Koreksi Pasal 25
PERBAN Nomor 1 Tahun 2023 | Peraturan Badan Nomor 1 Tahun 2023 tentang PEMENUHAN HAK BAGI KORBAN TINDAK PIDANA TERORISME
Teks Saat Ini
(1) Permohonan Bantuan Medis, Rehabilitasi Psikososial dan Psikologis paling sedikit memuat:
a. identitas pemohon;
b. identitas Keluarga, atau kuasanya, jika permohonan tidak diajukan oleh Korban; dan
c. uraian tentang peristiwa terjadinya tindak pidana terorisme.
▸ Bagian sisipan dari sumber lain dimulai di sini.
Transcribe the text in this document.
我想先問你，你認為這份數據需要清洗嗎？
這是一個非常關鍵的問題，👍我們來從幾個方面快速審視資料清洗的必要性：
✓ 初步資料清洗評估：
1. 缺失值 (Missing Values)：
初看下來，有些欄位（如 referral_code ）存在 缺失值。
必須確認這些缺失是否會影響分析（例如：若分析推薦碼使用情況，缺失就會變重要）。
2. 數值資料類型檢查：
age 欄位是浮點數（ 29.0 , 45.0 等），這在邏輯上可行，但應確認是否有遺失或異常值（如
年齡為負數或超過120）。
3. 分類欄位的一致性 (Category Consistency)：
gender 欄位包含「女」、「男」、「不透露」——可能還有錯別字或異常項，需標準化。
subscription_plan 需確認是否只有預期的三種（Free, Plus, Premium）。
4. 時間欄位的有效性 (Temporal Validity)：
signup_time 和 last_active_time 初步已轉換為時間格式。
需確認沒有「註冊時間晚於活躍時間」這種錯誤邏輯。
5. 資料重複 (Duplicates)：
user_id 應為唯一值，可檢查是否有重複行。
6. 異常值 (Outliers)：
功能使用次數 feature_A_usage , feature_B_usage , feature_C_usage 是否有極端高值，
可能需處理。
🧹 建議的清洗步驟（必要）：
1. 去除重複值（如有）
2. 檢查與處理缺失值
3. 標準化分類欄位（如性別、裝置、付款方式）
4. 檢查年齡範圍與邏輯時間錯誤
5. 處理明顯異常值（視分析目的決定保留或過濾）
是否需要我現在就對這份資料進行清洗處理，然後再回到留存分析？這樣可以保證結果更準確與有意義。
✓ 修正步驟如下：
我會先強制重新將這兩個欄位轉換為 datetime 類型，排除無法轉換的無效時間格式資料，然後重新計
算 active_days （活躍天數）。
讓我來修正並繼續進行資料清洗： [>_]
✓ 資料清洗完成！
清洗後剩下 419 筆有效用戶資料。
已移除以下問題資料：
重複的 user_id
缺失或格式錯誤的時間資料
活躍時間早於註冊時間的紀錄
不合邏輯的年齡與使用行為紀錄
(2) Permohonan Bantuan Medis, Rehabilitasi Psikososial dan Psikologis sebagaimana dimaksud pada ayat (1) dengan melampirkan:
a. fotokopi identitas Korban yang disahkan oleh pejabat yang berwenang;
b. surat keterangan dari perwakilan Republik INDONESIA di luar negeri yang menyatakan bahwa yang bersangkutan adalah Korban tindak pidana terorisme;
c. surat keterangan hubungan Keluarga, jika permohonan diajukan oleh Keluarga; dan
d. surat kuasa khusus, jika permohonan diajukan oleh kuasa Korban atau kuasa Keluarga.
(3) Dalam hal Korban, Keluarga, ahli waris atau kuasanya belum mendapatkan surat keterangan dari perwakilan Republik INDONESIA di luar negeri yang menyatakan
bahwa yang bersangkutan adalah Korban tindak pidana terorisme, sebagaimana dimaksud pada ayat (2) huruf b, Korban, Keluarga, ahli waris atau kuasanya dapat mengajukan permohonan kepada perwakilan Republik INDONESIA di luar negeri.
(4) Untuk permohonan bantuan medis juga dilengkapi dengan resume medis Korban.